Abstract

We present new field observations and laboratory data confirming the presence of the Mattawa Anorthosite Massif (MAT), whose existence in south-central Quebec was hinted at more than 35 years ago. MAT thus represents a newly recognized member of the late- to post-tectonic ∼1060–1010 Ma andesine anorthosite belt that includes the Château-Richer, St. Urbain, and Labrieville massifs. The dominant rock type at MAT is foliated andesine anorthosite or leuconorite, and orientations of foliations indicate that the pluton has the shape of a dome. MAT contains separate core and border zones, which are distinguished on the basis of plagioclase composition and concentrations of Ga, Rb, Sr, and Ba. Xenoliths of labradorite anorthosite having Ga, Sr, and Ba concentrations different from those of the host andesine anorthosites occur sporadically throughout the pluton as well. Lastly, rocks enriched in Fe, Ti, and P (jotunite, oxide–apatite gabbronorite, nelsonite, ilmenitite) also occur at MAT, primarily near the core–border transition or at the pluton margins. Compared with other anorthosites in the andesine belt, MAT is compositionally most similar to Labrieville.

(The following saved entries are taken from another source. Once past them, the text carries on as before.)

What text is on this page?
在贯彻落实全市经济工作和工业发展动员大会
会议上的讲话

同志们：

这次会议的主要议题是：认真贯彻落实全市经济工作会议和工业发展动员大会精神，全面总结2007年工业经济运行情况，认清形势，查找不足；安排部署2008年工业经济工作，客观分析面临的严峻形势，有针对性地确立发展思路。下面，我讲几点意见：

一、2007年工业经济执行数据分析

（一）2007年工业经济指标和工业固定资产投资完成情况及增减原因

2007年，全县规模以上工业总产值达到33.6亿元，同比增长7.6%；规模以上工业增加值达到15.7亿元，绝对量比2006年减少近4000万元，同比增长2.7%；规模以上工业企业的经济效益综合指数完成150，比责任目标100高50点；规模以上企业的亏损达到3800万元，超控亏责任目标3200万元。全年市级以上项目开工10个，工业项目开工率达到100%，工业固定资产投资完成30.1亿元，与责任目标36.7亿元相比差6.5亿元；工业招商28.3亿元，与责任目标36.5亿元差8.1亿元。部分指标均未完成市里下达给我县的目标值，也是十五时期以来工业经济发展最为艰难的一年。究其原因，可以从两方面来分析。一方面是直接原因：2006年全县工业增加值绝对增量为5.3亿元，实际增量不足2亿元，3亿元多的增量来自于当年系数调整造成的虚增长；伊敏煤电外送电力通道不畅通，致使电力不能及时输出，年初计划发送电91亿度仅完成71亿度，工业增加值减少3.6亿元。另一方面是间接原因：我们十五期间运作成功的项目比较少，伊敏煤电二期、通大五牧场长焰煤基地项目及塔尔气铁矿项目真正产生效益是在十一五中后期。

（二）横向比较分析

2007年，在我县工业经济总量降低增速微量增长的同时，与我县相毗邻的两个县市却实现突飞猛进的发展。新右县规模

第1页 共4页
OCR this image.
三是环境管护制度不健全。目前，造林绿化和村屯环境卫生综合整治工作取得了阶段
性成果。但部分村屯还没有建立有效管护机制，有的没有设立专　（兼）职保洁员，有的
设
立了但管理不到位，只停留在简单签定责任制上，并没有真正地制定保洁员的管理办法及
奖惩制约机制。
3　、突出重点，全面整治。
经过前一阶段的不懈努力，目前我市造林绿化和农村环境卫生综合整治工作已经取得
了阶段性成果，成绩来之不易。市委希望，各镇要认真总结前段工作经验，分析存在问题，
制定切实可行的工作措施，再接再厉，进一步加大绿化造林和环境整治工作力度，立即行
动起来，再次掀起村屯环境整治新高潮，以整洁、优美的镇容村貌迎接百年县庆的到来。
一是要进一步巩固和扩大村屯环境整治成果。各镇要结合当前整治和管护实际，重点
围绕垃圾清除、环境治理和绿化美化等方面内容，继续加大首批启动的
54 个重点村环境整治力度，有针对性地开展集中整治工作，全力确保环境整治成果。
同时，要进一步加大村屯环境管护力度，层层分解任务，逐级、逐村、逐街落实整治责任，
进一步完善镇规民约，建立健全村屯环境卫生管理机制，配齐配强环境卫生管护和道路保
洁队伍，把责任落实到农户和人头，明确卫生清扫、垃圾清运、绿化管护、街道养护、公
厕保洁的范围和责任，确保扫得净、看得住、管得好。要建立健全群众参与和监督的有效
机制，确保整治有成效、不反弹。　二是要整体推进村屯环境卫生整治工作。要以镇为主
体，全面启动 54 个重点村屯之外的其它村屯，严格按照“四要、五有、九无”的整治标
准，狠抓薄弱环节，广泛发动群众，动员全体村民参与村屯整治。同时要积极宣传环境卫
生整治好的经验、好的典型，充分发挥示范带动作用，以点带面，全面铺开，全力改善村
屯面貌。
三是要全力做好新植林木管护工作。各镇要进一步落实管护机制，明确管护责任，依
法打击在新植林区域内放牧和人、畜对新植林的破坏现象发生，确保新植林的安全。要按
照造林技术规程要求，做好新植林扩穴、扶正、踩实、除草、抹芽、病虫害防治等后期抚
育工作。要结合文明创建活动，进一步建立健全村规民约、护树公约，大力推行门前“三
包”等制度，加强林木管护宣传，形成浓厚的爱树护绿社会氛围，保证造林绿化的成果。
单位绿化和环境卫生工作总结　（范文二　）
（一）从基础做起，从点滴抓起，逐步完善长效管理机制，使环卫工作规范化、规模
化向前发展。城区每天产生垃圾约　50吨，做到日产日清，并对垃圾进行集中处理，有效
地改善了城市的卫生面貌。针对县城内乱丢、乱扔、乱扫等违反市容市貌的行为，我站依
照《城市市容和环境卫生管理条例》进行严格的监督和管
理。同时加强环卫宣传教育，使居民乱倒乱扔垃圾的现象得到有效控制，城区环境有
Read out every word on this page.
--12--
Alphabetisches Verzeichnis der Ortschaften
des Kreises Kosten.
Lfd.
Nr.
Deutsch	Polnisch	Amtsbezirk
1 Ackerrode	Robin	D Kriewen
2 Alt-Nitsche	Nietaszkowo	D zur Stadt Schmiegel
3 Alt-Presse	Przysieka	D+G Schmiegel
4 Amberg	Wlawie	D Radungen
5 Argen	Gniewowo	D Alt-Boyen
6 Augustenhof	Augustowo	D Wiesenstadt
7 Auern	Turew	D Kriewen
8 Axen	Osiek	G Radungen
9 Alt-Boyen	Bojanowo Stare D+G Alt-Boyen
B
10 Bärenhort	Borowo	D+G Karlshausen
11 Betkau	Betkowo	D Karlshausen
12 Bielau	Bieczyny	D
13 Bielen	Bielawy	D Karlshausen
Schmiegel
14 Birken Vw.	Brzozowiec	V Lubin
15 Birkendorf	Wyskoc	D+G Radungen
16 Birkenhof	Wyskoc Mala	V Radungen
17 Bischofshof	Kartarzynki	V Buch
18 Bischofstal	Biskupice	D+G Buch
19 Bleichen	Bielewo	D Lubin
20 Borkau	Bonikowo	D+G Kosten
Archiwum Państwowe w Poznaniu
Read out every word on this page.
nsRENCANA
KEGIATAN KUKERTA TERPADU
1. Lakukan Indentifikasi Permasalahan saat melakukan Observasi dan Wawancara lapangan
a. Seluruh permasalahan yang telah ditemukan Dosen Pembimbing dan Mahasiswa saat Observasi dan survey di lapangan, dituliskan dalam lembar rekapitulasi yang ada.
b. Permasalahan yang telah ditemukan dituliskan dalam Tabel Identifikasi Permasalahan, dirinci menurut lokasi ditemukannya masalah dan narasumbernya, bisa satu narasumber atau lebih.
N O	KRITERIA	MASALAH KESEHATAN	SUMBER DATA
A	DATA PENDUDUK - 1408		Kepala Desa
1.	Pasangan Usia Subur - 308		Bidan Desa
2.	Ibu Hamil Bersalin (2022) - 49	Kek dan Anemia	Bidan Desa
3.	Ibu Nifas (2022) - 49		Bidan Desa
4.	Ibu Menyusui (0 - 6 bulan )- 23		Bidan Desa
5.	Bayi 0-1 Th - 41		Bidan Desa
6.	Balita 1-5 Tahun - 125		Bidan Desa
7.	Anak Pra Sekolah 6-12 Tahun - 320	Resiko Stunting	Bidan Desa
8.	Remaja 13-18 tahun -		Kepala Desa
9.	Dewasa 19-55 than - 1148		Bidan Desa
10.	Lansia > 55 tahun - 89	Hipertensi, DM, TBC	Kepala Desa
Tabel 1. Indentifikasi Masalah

By analogy with Labrieville, we interpret the concentric zoning of MAT (more sodic core, more calcic border) to reflect polybaric crystallization accompanying upward intrusion as a magmatic diapir, which also produced the overall domal structure. The labradorite xenoliths bear little physical or compositional resemblance to typical Lac St. Jean rocks. Therefore, if the xenoliths were derived from the Lac St. Jean Anorthosite, their present character must reflect considerable modification by the Mattawa magma.